At 392,471 (according to WHO), the daily global case number was at a record high on Saturday, and nearing the 400,000 mark. With 4,630 cases on Saturday — this translates into a mere 1.18% of the total — Africa is a clear outlier, and in a good way. This, despite the recent surge in cases in the region from late September. There’s been some research on Africa’s relative immunity — 1.3-1.6 million cases and 28,000 to 40,000 deaths, according to various agencies — and while all of them have focused on the relative youth of the continent’s population, climatic conditions, and previous exposure to other viruses (including coronaviruses), none of the findings are conclusive.
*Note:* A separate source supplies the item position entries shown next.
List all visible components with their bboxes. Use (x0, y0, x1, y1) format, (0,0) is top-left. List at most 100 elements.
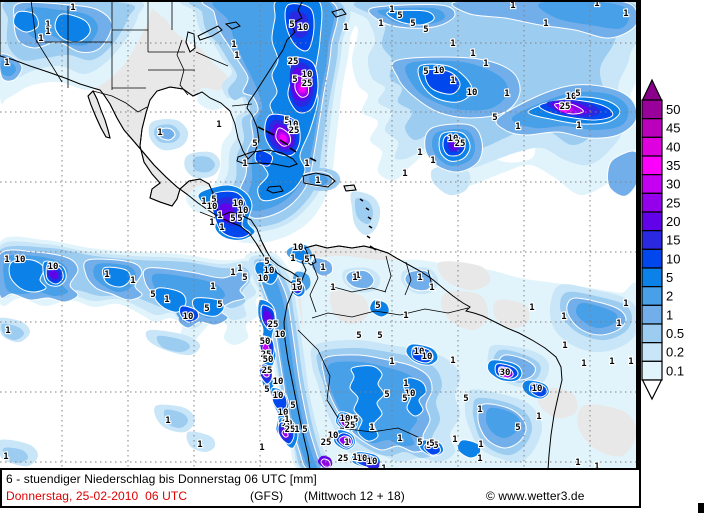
contour-label: 1 (628, 357, 633, 367)
contour-label: 25 (560, 102, 571, 112)
contour-label: 1 (477, 405, 482, 415)
contour-label: 5 (211, 195, 216, 205)
contour-label: 1 (609, 357, 614, 367)
map-frame (0, 0, 641, 470)
contour-label: 10 (258, 274, 269, 284)
contour-label: 10 (566, 92, 577, 102)
contour-label: 1 (315, 176, 320, 186)
contour-label: 1 (210, 282, 215, 292)
contour-label: 1 (515, 122, 520, 132)
contour-label: 5 (575, 89, 580, 99)
color-scale-label: 40 (666, 139, 680, 154)
contour-label: 5 (492, 113, 497, 123)
contour-label: 10 (434, 66, 445, 76)
contour-label: 1 (259, 443, 264, 453)
contour-label: 1 (352, 273, 357, 283)
contour-label: 30 (500, 368, 511, 378)
contour-label: 1 (429, 283, 434, 293)
contour-label: 25 (261, 350, 272, 360)
contour-label: 1 (378, 19, 383, 29)
contour-label: 1 (417, 273, 422, 283)
contour-label: 1 (529, 303, 534, 313)
contour-label: 10 (340, 414, 351, 424)
contour-label: 5 (292, 75, 297, 85)
contour-label: 5 (296, 278, 301, 288)
contour-label: 10 (298, 23, 309, 33)
contour-label: 10 (183, 312, 194, 322)
color-scale-label: 30 (666, 177, 680, 192)
contour-label: 1 (478, 440, 483, 450)
contour-label: 25 (345, 421, 356, 431)
color-scale-boxes: 50 45 40 35 30 25 20 15 10 5 2 1 0.5 0.2 0.1 (641, 78, 684, 401)
contour-label: 1 (231, 40, 236, 50)
color-scale-label: 5 (666, 270, 673, 285)
contour-label: 10 (422, 352, 433, 362)
contour-label: 1 (450, 356, 455, 366)
coastline-layer (0, 0, 563, 470)
contour-label: 1 (352, 453, 357, 463)
info-box: 6 - stuendiger Niederschlag bis Donnerst… (0, 468, 641, 508)
contour-label: 10 (357, 454, 368, 464)
color-scale-label: 35 (666, 158, 680, 173)
contour-label: 1 (389, 357, 394, 367)
contour-label: 1 (209, 218, 214, 228)
contour-label: 1 (397, 434, 402, 444)
contour-label: 1 (242, 159, 247, 169)
color-scale-label: 25 (666, 195, 680, 210)
model-name: (GFS) (250, 489, 284, 503)
contour-label: 1 (330, 283, 335, 293)
contour-label: 25 (262, 366, 273, 376)
contour-label: 1 (294, 425, 299, 435)
contour-label: 1 (104, 270, 109, 280)
contour-label: 10 (532, 384, 543, 394)
contour-label: 5 (284, 116, 289, 126)
contour-label: 10 (293, 243, 304, 253)
color-scale-label: 20 (666, 214, 680, 229)
contour-label: 10 (328, 431, 339, 441)
contour-label: 10 (273, 377, 284, 387)
contour-label: 1 (304, 159, 309, 169)
color-scale: 50 45 40 35 30 25 20 15 10 5 2 1 0.5 0.2 0.1 (641, 78, 684, 401)
contour-label: 10 (467, 88, 478, 98)
contour-label: 1 (452, 435, 457, 445)
contour-label: 5 (302, 425, 307, 435)
precipitation-layer (0, 0, 641, 470)
model-run: (Mittwoch 12 + 18) (304, 489, 405, 503)
contour-label: 1 (45, 27, 50, 37)
contour-label: 1 (616, 319, 621, 329)
contour-label: 5 (423, 67, 428, 77)
contour-label: 1 (417, 148, 422, 158)
contour-label: 5 (515, 423, 520, 433)
color-scale-label: 0.1 (666, 363, 684, 378)
contour-label: 1 (343, 23, 348, 33)
color-scale-label: 1 (666, 307, 673, 322)
contour-label: 1 (403, 311, 408, 321)
contour-label: 1 (561, 312, 566, 322)
contour-label: 1 (45, 20, 50, 30)
contour-label: 50 (263, 355, 274, 365)
color-scale-label: 45 (666, 121, 680, 136)
color-scale-label: 2 (666, 289, 673, 304)
contour-label: 1 (581, 359, 586, 369)
contour-label: 10 (275, 330, 286, 340)
contour-label: 25 (268, 320, 279, 330)
contour-label: 10 (292, 283, 303, 293)
contour-label: 10 (207, 202, 218, 212)
contour-label: 5 (217, 300, 222, 310)
contour-label: 10 (302, 70, 313, 80)
contour-label: 5 (463, 394, 468, 404)
contour-label: 1 (4, 255, 9, 265)
contour-label: 5 (290, 401, 295, 411)
contour-label: 1 (165, 416, 170, 426)
contour-label: 1 (504, 89, 509, 99)
contour-label: 1 (130, 276, 135, 286)
contour-label: 1 (450, 39, 455, 49)
contour-label: 5 (237, 214, 242, 224)
contour-label: 1 (344, 438, 349, 448)
contour-label: 5 (289, 20, 294, 30)
contour-label: 1 (70, 3, 75, 13)
contour-label: 1 (594, 0, 599, 9)
contour-label: 1 (38, 34, 43, 44)
contour-label: 5 (356, 331, 361, 341)
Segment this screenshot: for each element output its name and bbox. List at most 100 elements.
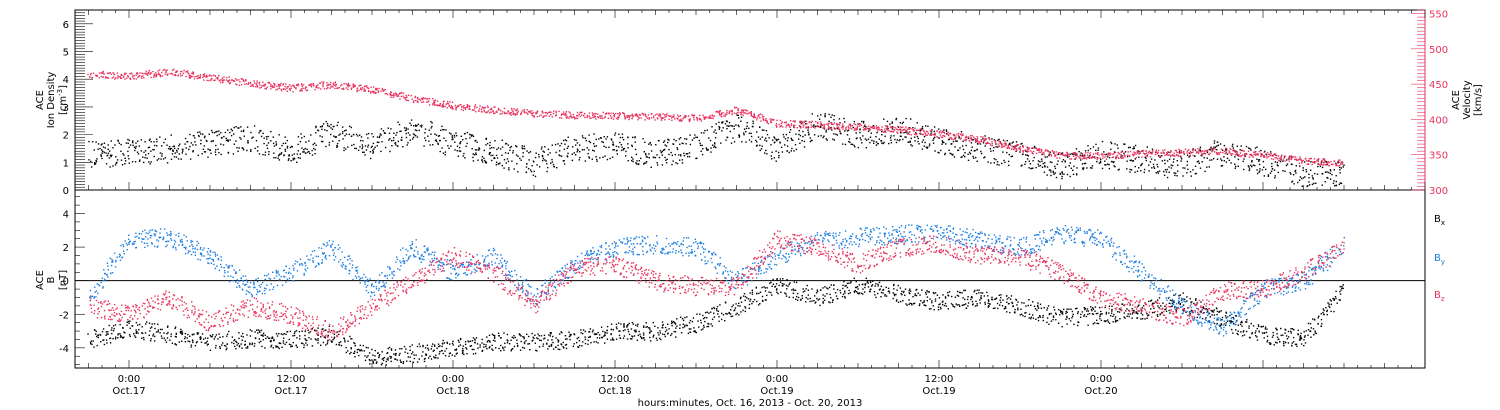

Interestingly, there are two schools of thought on the future course of the pandemic on the continent: one, that the coronavirus disease should have peaked by now, and the fact that it hasn’t means that Africa is unlikely to see a surge in the future; two, that it is only a matter of time before Africa sees a surge because, barring a few exceptions, the pandemic has shown similar trajectories across geographies.
The onset of a fresh wave in Europe and the Americas roughly coincides with the end of WHO’s solidarity trials last week on four drugs or drug combinations that showed promise, at various times over the past seven months, as a possible therapeutic (or prophylactic) for Covid-19. Of the four, HCQ, hydroxychloroquine, a widely used anti-malarial drug and the combination of retrovirals lopinavir and ritonavir, used to treat HIV, had already been shown to be ineffective by credible research. The results of the solidarity trials released last week by WHO also proved that antiviral Remdesivir did not reduce mortality or benefit those with severe conditions; nor did interferon-beta, widely used to treat autoimmune disorders. It’s still not clear whether Remdesivir or interferon-beta could help those with mild infections if given early. A paper published in the New England Journal of Medicine (but whose results were previously known) showed that in a study of over 1,000 patients, Remdesivir shortened the recovery time, although it did not reduce mortality. But as the authors of the solidarity trial, which covered around 11,000 people in 400-plus hospitals around the world (including in India) put it after comparing their own findings with previous studies on Remdesivir (including the one referred to above), the findings rule out the chance that the drug “can prevent a substantial fraction of all deaths.”
The Solidarity trials — they measure the effect of treatments on three parameters, “mortality, need for assisted ventilation and duration of hospital stay”, according to WHO — will continue, though, and will likely study the effectiveness of other treatments such as monoclonal antibodies. The trials are yet to study corticosteroids which other studies have shown, and WHO accepted, as effective in the treatment of severe cases of Covid-19.